Коган хмыкнул. — Федорович, конечно, бывает крут, но я представить себе не мог, что однажды он будет пытать меня в подвале…
— Странно, — пробормотал Ярослав. — Мы встречаем в прошлом людей, которые выглядят точь-в-точь, как наши современники, и сами оказываемся в чьих-то образах…
— Кроме тебя, — напомнил Коган.
— Тот сумасшедший, — Ярослав наморщил лоб, — он что-то такое говорил… Про схизму, расщепление сознания… И что реальность, на самом деле одна и та же, что времени нет…
— Ты про этого поклонника Цоя?
Ярослав помотал головой. Он рассказал Когану про семинар в клинике психиатрии и теорию Хронина.
— Теперь мне кажется, что он вовсе не был сумасшедшим, — признался он.
— Вполне возможно, — признал Коган. — А ты его здесь, случайно, ни в ком не признал?
— Нет.
— Жаль, — Коган прислонился к стене и прикрыл глаза.
В это время из коридора послышалось лязганье затворов и следом гулкие шаги.
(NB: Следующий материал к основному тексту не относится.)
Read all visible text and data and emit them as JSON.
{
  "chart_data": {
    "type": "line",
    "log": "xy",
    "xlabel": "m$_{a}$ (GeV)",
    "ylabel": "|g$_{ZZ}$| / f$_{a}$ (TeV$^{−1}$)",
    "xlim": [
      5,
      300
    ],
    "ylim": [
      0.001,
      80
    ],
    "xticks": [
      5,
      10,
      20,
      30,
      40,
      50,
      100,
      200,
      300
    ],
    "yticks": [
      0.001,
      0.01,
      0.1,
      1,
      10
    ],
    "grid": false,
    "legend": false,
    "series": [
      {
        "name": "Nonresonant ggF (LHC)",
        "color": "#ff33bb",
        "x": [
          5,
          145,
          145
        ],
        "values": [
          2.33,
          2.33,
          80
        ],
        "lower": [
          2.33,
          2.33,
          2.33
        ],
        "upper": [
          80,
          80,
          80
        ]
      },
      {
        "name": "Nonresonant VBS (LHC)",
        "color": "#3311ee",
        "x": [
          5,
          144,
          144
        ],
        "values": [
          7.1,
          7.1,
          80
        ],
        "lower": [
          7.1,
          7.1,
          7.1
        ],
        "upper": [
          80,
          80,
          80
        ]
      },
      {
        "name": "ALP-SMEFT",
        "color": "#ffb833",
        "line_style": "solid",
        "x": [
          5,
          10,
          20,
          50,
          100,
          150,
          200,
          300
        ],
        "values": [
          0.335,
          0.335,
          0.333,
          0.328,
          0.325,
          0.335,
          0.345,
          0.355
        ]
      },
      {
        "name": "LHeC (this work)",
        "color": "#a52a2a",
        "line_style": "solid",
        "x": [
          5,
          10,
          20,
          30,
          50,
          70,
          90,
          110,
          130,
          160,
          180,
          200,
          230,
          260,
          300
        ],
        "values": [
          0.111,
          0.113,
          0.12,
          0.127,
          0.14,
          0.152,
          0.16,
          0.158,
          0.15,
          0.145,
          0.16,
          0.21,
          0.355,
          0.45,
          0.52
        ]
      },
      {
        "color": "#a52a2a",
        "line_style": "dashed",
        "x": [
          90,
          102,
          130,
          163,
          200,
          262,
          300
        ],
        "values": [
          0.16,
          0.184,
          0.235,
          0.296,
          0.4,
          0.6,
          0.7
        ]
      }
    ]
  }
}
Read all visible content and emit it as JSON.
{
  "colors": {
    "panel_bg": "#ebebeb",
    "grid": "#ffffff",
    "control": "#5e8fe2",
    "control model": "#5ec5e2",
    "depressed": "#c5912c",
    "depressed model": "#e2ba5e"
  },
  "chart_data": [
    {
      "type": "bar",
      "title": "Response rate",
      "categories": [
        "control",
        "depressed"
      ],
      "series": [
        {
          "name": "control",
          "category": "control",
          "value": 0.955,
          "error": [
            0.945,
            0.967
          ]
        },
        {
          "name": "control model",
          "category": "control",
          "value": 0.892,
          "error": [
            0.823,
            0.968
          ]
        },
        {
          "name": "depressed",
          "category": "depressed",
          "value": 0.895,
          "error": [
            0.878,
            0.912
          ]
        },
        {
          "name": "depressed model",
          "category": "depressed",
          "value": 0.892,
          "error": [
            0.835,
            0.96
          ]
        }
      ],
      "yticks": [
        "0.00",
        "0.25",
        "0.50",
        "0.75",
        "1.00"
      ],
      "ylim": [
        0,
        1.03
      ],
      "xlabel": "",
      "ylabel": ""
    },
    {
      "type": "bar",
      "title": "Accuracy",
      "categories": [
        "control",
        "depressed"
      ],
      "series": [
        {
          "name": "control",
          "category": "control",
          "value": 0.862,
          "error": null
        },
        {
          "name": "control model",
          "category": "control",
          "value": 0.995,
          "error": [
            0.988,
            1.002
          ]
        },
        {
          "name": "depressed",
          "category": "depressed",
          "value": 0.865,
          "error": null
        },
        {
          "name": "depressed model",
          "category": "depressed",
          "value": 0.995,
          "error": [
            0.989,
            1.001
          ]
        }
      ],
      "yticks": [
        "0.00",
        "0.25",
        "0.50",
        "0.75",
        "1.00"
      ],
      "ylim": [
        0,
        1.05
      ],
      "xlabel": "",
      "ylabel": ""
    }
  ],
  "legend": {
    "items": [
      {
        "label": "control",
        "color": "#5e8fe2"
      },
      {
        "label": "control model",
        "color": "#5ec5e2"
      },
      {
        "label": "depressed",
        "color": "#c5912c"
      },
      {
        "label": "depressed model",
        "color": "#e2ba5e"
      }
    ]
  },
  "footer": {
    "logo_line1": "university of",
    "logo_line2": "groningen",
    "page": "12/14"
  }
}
Заплясали отблески факелов на стенах, напротив решетки появился их прежний знакомый — Муха, в сопровождении двух давешних палачей.
— Не спится? — поинтересовался он, вглядываясь сквозь прутья. — Ну да, вы ж голодные, небось.
Лязгнул засов, один из палачей поставил на пол кувшин и положил рядом два ломтя хлеба.
— Нас, вообще-то, трое, — заметил Ярослав. Из всех встреченных местных, Муха казался ему наиболее адекватным.
— Было трое, — согласился тот. — А остается двое.
— Как это? — насторожился Ярослав.
— А так! — Муха развел руками. — На божьих людей нет закона! Посему, давай-ка ты, братец, ступай с богом, на все четыре стороны. Неча казенный харч на тебя переводить.
— То есть как — на все четыре стороны? — Ярослав не верил своим ушам. — А они (он кивнул в сторону Когана и Михалыча) как же?
— То не твоя забота, — отрезал Муха. — Сказано тебя ослобонить — вот и гуляй себе. А то ить боярин и передумать может.
— Я останусь! — набычился Ярослав, но Коган тронул его за плечо.
— Не выдумывай, — быстро сказал он вполголоса. — Если тебя действительно выпустят, постарайся найти Ирину. В любом случае, на свободе у тебя больше шансов что-то предпринять, чем здесь. Иди!
— Так что, человече божий? — усмехнулся Муха. — Идешь, али остаешься?
— Иду, — угрюмо сказал Ярослав.
— Ну, вот и добре, — кивнул Муха.
Всю дорогу Ярослав ожидал подвоха. Когда они вновь оказались в комнате допроса, сердце его предательски екнуло.
Однако, они миновали её, прошли по короткому коридору, вышли в караулку, полную стрельцов, и вот — тяжелые деревянные створки распахнулись и Ярослав оказался на улице.
— И что, это всё? — тупо спросил он.
— А чего ж тебе еще надо? — дьяк ухмыльнулся. — Давай, проваливай! Да смотри, держись подальше отсюда!
С этими словами он захлопнул дверь.
Ошарашенный, Ярослав потоптался на месте, оглядываясь по сторонам. Он узнал соборную площадь, которую видел мельком накануне. Солнце уже клонилось к закату. Над ним звенели колокола Благовещенского и Архангельского соборов, возле которых собирался народ. Помедлив, Ярослав неуверенно зашагал в сторону ближайшего из них.